Researchers in the first-of-its-kind study at the US’sWalter Reed Army Institute of Research (WRAIR) developed a new malaria vaccine to produce robust immune response even though it could not altogether prevent infection.
However, it significantly delayed parasitemia in 59% of the vaccinated patients, the research findings revealed. Plasmodium vivax malaria is not easy to control as it can lie dormant showing no symptoms and then unexpectedly become active causing symptomatic malaria a couple of weeks or months after initial infection.
The vaccine candidate developed recently was tested jointly with GlaxoSmithKline (GSK) to avoid the infection of vivax malaria under an investigational new drug application with the US Food and Drug Administration
Researchers at WRAIR vaccinated 30 volunteers with three dosages of the vaccine. Vaccinated candidates participated in WRAIR’s well-founded, regulated human malaria infection (CHMI) model where they were bitten off by mosquitoes infected with malaria.

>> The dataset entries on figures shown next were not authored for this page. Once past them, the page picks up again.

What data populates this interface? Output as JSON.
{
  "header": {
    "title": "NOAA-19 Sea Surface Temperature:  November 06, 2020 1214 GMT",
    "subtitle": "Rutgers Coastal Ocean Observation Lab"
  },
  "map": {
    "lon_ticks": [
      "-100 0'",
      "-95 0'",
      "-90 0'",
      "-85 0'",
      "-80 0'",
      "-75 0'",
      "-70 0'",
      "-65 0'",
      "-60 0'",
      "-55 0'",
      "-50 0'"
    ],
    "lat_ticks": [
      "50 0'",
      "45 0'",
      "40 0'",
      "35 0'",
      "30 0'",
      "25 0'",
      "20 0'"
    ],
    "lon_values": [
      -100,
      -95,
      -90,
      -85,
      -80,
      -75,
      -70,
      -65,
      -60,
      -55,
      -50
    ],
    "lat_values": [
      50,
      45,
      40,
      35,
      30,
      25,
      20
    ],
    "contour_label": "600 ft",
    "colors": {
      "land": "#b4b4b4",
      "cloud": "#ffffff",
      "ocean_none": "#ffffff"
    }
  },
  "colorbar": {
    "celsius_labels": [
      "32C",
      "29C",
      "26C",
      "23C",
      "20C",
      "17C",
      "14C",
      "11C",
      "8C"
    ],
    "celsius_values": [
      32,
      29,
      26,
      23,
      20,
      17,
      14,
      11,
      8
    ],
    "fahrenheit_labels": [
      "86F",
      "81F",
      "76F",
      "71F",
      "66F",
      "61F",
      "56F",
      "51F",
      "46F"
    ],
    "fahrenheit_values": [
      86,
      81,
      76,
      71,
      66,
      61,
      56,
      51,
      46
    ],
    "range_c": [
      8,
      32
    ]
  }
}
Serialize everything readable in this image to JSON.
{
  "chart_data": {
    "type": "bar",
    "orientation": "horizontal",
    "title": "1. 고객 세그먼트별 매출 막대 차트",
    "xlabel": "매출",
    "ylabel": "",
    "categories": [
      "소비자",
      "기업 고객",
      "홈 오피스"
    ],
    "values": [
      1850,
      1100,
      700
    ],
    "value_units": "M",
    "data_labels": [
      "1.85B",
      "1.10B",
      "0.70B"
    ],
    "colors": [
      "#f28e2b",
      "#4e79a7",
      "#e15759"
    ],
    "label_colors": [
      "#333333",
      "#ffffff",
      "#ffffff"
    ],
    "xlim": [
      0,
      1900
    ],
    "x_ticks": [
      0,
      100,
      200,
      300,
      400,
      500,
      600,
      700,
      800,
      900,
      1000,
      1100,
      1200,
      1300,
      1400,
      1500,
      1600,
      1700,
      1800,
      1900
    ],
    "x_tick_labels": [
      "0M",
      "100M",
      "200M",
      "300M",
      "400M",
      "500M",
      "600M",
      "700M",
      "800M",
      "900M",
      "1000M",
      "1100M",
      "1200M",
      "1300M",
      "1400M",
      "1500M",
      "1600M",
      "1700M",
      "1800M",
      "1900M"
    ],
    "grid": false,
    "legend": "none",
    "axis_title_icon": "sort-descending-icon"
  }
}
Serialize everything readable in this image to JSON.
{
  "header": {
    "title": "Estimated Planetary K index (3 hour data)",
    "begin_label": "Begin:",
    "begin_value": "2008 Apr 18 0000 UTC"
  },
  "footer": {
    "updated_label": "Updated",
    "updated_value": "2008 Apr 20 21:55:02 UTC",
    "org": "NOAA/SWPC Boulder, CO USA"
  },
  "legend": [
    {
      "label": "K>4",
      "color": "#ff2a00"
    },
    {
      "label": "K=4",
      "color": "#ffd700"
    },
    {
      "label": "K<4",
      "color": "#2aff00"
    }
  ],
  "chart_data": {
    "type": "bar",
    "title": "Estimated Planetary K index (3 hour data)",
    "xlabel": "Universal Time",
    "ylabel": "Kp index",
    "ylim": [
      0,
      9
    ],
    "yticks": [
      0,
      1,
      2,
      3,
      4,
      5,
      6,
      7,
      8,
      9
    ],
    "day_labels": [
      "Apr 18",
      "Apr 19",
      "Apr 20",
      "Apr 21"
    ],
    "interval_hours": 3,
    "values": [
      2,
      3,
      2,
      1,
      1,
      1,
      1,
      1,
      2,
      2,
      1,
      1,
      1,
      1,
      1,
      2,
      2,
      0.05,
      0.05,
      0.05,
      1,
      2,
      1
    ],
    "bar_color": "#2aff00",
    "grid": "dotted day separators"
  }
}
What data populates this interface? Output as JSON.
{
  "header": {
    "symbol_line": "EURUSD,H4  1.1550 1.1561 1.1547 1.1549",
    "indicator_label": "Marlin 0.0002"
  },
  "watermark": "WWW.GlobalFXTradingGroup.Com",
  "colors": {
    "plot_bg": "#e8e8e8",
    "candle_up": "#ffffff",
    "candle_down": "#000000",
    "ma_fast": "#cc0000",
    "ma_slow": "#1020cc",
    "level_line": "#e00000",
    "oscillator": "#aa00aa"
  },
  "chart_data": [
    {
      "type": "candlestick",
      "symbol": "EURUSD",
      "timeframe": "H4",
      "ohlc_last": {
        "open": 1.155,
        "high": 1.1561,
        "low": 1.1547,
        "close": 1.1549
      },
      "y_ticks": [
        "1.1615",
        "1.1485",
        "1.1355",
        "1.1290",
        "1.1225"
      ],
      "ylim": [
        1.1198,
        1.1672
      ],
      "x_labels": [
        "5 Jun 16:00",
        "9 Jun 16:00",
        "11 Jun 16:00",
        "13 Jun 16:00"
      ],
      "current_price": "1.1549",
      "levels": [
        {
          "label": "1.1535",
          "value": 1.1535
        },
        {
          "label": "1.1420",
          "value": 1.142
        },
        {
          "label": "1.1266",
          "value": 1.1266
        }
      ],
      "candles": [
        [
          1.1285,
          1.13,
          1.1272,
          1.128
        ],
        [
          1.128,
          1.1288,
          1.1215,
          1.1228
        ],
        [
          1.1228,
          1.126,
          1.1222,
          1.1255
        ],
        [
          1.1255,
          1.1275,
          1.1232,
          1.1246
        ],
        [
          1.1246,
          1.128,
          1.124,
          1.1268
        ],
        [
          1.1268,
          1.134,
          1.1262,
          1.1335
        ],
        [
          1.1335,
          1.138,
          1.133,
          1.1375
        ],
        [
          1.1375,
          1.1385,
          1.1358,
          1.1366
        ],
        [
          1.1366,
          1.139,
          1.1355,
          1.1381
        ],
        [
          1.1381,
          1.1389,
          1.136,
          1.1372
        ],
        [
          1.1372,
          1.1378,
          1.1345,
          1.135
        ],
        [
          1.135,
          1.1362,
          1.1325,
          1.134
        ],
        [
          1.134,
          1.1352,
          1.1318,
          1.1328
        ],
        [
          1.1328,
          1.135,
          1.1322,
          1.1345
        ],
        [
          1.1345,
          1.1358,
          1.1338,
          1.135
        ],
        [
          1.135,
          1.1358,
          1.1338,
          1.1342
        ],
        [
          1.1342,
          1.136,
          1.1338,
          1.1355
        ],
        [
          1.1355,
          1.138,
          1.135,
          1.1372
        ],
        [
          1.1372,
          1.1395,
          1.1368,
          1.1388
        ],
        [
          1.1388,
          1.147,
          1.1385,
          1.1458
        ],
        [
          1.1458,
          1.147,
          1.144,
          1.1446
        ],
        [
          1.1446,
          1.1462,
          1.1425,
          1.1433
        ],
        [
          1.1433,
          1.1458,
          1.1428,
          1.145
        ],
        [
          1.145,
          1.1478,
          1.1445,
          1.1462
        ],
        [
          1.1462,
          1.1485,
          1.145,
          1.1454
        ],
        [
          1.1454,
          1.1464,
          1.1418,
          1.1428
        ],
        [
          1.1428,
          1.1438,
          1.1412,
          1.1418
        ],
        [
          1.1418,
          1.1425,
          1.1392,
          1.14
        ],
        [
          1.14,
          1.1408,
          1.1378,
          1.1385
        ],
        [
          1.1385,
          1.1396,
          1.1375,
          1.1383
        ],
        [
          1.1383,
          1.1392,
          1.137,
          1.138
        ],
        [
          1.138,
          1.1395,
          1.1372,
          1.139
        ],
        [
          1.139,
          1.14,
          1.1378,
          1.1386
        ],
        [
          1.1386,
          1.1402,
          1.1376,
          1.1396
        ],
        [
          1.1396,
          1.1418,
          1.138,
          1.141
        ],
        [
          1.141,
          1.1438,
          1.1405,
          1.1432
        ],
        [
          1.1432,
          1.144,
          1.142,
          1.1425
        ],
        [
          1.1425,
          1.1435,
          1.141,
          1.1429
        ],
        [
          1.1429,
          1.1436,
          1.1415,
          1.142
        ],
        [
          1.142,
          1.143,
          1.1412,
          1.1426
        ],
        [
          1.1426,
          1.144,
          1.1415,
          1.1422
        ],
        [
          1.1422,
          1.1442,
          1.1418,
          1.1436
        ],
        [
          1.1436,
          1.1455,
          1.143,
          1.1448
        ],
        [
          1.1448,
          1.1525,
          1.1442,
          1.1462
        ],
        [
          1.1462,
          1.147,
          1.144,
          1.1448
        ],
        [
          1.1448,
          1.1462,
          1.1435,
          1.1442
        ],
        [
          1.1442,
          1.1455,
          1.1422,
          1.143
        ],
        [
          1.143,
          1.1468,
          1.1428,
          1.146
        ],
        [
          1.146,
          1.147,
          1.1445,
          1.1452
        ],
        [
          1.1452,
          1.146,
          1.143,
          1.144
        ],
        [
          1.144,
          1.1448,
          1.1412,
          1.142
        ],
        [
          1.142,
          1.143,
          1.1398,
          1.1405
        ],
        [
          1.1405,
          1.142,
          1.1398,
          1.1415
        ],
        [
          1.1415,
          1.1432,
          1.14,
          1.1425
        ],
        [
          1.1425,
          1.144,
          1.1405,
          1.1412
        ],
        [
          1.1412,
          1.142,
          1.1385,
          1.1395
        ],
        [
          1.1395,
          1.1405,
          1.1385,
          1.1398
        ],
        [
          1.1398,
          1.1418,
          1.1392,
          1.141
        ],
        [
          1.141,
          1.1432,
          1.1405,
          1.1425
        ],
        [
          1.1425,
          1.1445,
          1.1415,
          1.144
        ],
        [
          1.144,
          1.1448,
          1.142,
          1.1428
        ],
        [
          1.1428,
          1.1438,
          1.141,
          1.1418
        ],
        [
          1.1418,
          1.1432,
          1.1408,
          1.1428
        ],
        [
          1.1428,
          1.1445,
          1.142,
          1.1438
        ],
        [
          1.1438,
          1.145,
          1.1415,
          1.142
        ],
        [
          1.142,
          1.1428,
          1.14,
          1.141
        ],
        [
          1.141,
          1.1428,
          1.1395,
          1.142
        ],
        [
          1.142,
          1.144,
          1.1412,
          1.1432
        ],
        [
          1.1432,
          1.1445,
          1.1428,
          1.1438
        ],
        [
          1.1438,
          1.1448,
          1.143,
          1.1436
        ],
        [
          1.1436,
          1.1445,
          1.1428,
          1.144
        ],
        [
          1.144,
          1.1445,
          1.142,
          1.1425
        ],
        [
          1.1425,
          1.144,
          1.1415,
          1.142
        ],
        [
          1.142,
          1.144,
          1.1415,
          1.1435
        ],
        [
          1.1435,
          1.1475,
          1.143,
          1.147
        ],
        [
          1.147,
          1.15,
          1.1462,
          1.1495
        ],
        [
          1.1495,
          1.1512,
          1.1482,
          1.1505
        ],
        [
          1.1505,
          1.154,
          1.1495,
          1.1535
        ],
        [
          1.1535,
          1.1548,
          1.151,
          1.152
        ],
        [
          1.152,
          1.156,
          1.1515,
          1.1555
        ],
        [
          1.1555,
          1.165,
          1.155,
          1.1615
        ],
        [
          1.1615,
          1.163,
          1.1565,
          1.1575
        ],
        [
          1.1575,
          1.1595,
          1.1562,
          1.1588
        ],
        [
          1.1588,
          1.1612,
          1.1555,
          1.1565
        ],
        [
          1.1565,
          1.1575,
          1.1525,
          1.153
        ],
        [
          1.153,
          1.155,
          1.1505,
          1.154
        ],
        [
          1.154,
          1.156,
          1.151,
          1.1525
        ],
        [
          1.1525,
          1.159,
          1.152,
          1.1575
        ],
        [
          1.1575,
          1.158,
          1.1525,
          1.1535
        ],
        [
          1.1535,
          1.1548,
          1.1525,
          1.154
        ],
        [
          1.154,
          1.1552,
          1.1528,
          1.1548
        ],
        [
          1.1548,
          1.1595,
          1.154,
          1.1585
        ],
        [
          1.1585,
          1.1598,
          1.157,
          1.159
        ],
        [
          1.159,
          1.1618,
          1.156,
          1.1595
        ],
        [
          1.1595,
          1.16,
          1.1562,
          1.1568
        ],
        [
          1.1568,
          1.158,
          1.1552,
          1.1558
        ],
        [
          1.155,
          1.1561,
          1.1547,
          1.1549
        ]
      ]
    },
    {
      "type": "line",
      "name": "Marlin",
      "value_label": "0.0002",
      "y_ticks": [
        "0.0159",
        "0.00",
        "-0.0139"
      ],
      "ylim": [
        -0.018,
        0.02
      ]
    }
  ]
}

The effectiveness of the vaccine was then established based on whether or not volunteers succumbed to malaria by closely observing blood smears or if malaria parasites took a longer time to spread in the blood.
The study’s lead investigator, Jason W Bennett, said that the research findings symbolize a first-of-its-kind vaccine study to determine the efficacy of a P vivax vaccine among humans by means of controlled human malaria infection. Not like P falciparum where a CHMI model is well-founded, the P vivax CHMI model must seek blood donations from humans who are infected so as to initiate infections in mosquitoes.
All volunteers very well tolerated the vaccine and produced favorable immune responses. Whereas the vaccine could not put off malaria infection; it significantly postponed parasitemia in 59 percent of the immunized subjects.
Parasitemia is used to determine parasite load in the organism, which also indicates the degree of an active parasitic infection. Director at the US Military Malaria Research Program at WRAIR, Robert Paris said that a better vaccine can be developed and results from the study of the immune response of immunized volunteers have given signs to improve vaccine and research is now in progress at WRAIR to design next generation vivax vaccines.
Researchers could also show that the subjects with absent or low levels of a specific liver enzyme were not able to convert the only FDA-approved drug called primaquine, to cure the dormant stages of vivax malaria, to an active form of drugs in order to destroy stages of the parasites.
The research study was published in the PLOS Neglected Tropical Diseases Journal.